Ubi Maior - Card 14
BATTLE OF ACTIUM
Two years after the assassination of Julius Caesar, in the Battle of Philippi, the triumvirs Anthony, Octavian and Lepidus defeated the conspirators Junius Brutus and Cassius Longinus. The Roman people hoped that the era of civil wars was finally over, but it was not so: thanks to an agreement sanctioned by the marriage between Mark Antony and Octavia (Octavian’s sister), Octavian controlled the Western Provinces, while Antony administered the domains of the East.
In the East, Antony met the queen of Egypt Cleopatra, whose charm had already seduced Julius Caesar. A loving and political alliance was born between the two, with Antony beginning to reign in Alexandria as an Eastern monarch, dreaming of an empire larger than that of Alexander the Great.
In 34 BC, Mark Antony drew up his last will, declaring in it that the new conquests and the territories already acquired from Egypt would have been divided between the three children he had with Cleopatra and Caesarion, son of Julius Caesar and Cleopatra.
Nothing remained for Rome, nothing was assigned to the Roman family of Mark Antony, who decided to repudiate Octavia in favor of Cleopatra. Octavian did not miss the opportunity and forced the Senate to declare war on Egypt: another civil war of Rome was disguised as the war of the Roman West against the weakness of the Eastern world.
The initiative started by Antony and Cleopatra, who decided to declare war on Rome by sailing with their fleet in the direction of Magna Graecia, but the bad weather played in favor of Octavian, forcing their fleet to move back to Greece, in the Bay of Actium.
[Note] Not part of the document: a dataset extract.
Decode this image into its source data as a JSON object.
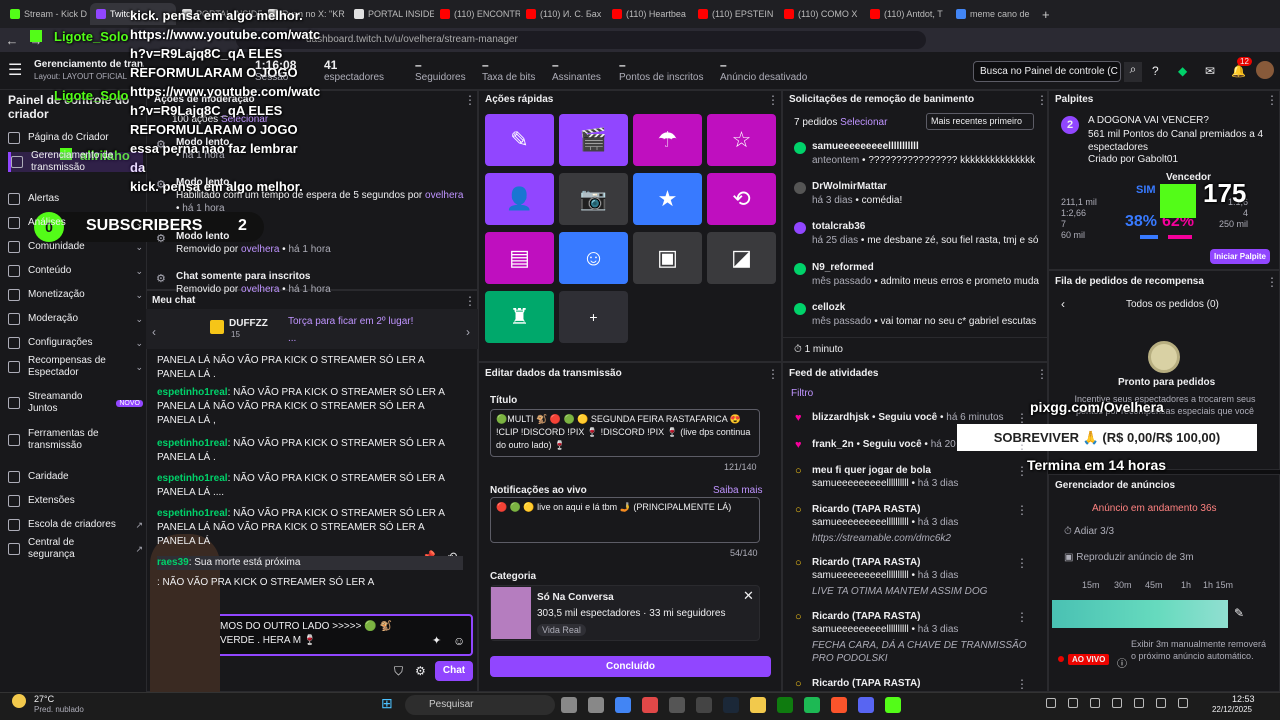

On September 2nd 31 BC, in the bay of Actium, the fleets of Antony and Octavian faced each other. The battle was uncertain until midday when, suddenly, Cleopatra ordered to her sixty ships to retreat, forcing a disoriented Anthony to make the same choice: it was the episode that marked the destiny of the battle and the defeat of Anthony and Cleopatra. Octavian, following the suggestion of his admiral Marcus Agrippa, ordered his soldiers to launch fiery darts against the enemy ships, which began to catch fire: thousands of men died in the Greek waters of Actium, in a naval battle that saw Romans against Romans in a fratricidal clash.
Octavian won thanks to his strategy and the essential tactical and technical contribution of Marcus Agrippa. A year after the victory of Actium, Alexandria fell into the hands of Octavian; Antony preferred suicide to the dishonor of capture, and eleven days later Cleopatra decided to follow the fate of her lover thanks to the poison of a snake.
Octavian had Caesarion executed and turned Egypt into a Roman Province. The Battle of Actium decreed the beginning of the Principate of Octavian Augustus, who defined himself before the senators “primus inter pares” (first among equals), inaugurating the era of the Roman Empire.